Samir Geagea a en outre exprimé une grande inquiétude par rapport à la situation dans la région. « Le Liban aurait pu être hors de portée si le Hezbollah était, à la limite, une milice totalement libanaise. » Or le Hezb s'inscrit, a-t-il dit, dans le cadre des visées iraniennes au Proche-Orient et sur le plan international. « Le Liban est donc malheureusement au cœur d'un danger qui ne le concerne pas directement », a-t-il ajouté. Et de poursuivre, en réponse à une question sur une extension du conflit à la Syrie : « Il se peut aussi que la Syrie soit également visée. Mais le Hezb peut encore mettre le Liban à l'abri. Il suffit d'abandonner à l'État le monopole de la violence. »
En réponse à une autre question, M. Geagea a affirmé qu'il était radicalement contre la démission de Saad Hariri. « Il faut qu'il reste Premier ministre et qu'il dise qu'il n'accepte plus, désormais, de les caresser dans le sens du poil comme cela a été le cas jusqu'à présent. Il ne faut pas se faire d'illusions, même s'il démissionne, ils prendront le pouvoir et placeront le Premier ministre qu'ils souhaitent » et s'attacheront à « n'importe quel pouvoir en papier ». « Mais Saad Hariri n'est pas prêt à démissionner », a-t-il souligné, en réponse aux articles parus dans la presse saoudienne appelant le Premier ministre libanais à rendre son tablier.Samir Geagea a férocement défendu son allié, estimant que les déclarations de ce dernier au Charq el-Awsat avaient pour but de sauver le pays, et que la réponse avait été les 33 mandats d'arrêt syriens. « Si le président syrien Assad est sérieux et qu'il souhaite réellement la stabilité du Liban, qu'il appelle demain sayyed Nasrallah et lui dise combien son dernier discours est déstabilisateur pour le pays », a-t-il dit.
Le chef des FL a également exprimé son soutien inconditionnel au TSL, estimant qu'il ne saurait y avoir de stabilité sans que tombe l'impunité sur les crimes politiques commis au Liban depuis 1975. Estimant que la véritable force est « politique », et non « militaire », il a estimé qu'en cas d'un nouveau 7 mai 2008, « nous ne nous rendrons pas ». « Doha n'aurait pas dû avoir lieu. C'était une erreur. Il aurait fallu refuser de faire quoi que ce soit avant que le Hezb ne retire ses miliciens de la rue. Cette erreur, nous ne la commettrons pas de nouveau. D'ailleurs, ils auraient eu quelques lambeaux de la légalité. Et après ? » a-t-il noté.
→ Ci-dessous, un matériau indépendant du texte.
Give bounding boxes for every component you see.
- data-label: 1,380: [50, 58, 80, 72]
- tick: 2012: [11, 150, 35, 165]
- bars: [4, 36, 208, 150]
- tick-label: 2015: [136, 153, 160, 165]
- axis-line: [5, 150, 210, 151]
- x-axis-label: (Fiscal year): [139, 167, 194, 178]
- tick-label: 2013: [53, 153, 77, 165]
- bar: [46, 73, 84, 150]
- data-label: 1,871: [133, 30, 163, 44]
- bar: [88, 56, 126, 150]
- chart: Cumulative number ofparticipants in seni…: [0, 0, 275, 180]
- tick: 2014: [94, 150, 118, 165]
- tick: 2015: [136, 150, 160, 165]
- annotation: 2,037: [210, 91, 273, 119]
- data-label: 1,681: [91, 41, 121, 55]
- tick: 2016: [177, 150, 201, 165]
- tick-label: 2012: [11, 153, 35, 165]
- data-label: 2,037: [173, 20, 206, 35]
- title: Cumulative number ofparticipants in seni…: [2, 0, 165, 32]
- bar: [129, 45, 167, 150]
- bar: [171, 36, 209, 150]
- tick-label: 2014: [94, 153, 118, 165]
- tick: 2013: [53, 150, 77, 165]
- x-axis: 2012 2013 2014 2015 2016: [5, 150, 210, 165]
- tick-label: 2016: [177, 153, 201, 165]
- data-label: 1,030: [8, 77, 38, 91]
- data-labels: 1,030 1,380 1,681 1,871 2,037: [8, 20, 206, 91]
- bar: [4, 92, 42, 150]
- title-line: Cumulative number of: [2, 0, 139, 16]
Mais Samir Geagea a estimé que la conjoncture est totalement différente aujourd'hui, tant du point de vue local que régional ou international : « Il existe des institutions aujourd'hui : il y a un président de la République, un gouvernement, une armée, etc. Tout cela n'était pas pleinement réalisé en 2008. Nous nous en remettons aux institutions. Si nous sommes attaqués, notre position est claire, nous nous adresserons aux autorités institutionnelles concernées. C'est à elles de nous protéger. » « Je suis sous la protection de l'armée », a-t-il indiqué, précisant que sa véritable protection provient de l'institution militaire « en qui j'ai placé toute ma confiance », et démentant toutes les rumeurs selon lesquelles les FL seraient en train de s'entraîner ou de s'armer. Il a estimé, dans ce cadre, que la véritable force du 14 Mars, face aux armes, c'est l'opinion publique. « Personne ne peut nous faire peur ou nous obliger à faire quoi que ce soit. J'ai fait onze ans de prison, rappelez-vous, parce que j'ai refusé de céder », a-t-il dit. « Depuis 2005, c'est parce que nous avons abandonné les armes que nous sommes forts. C'est notre combat politique qui nous renforce. D'ailleurs, les armes finissent toujours par se retourner contre ceux qui les portent. Regardez le Hezbollah aujourd'hui : ses armes jouent contre lui », a souligné Samir Geagea.
Il a estimé, dans ce cadre, que malgré sa volonté « d'être bien avec tout le monde », le président de la République avait pris les positions de principe tant concernant l'affaire des « faux témoins » que dans sa condamnation de l'incident d'Ouzaï, mercredi. « Cela veut dire qu'il distingue très bien entre le rôle de la résistance à la frontière et ce qui se produit à l'intérieur », a-t-il noté.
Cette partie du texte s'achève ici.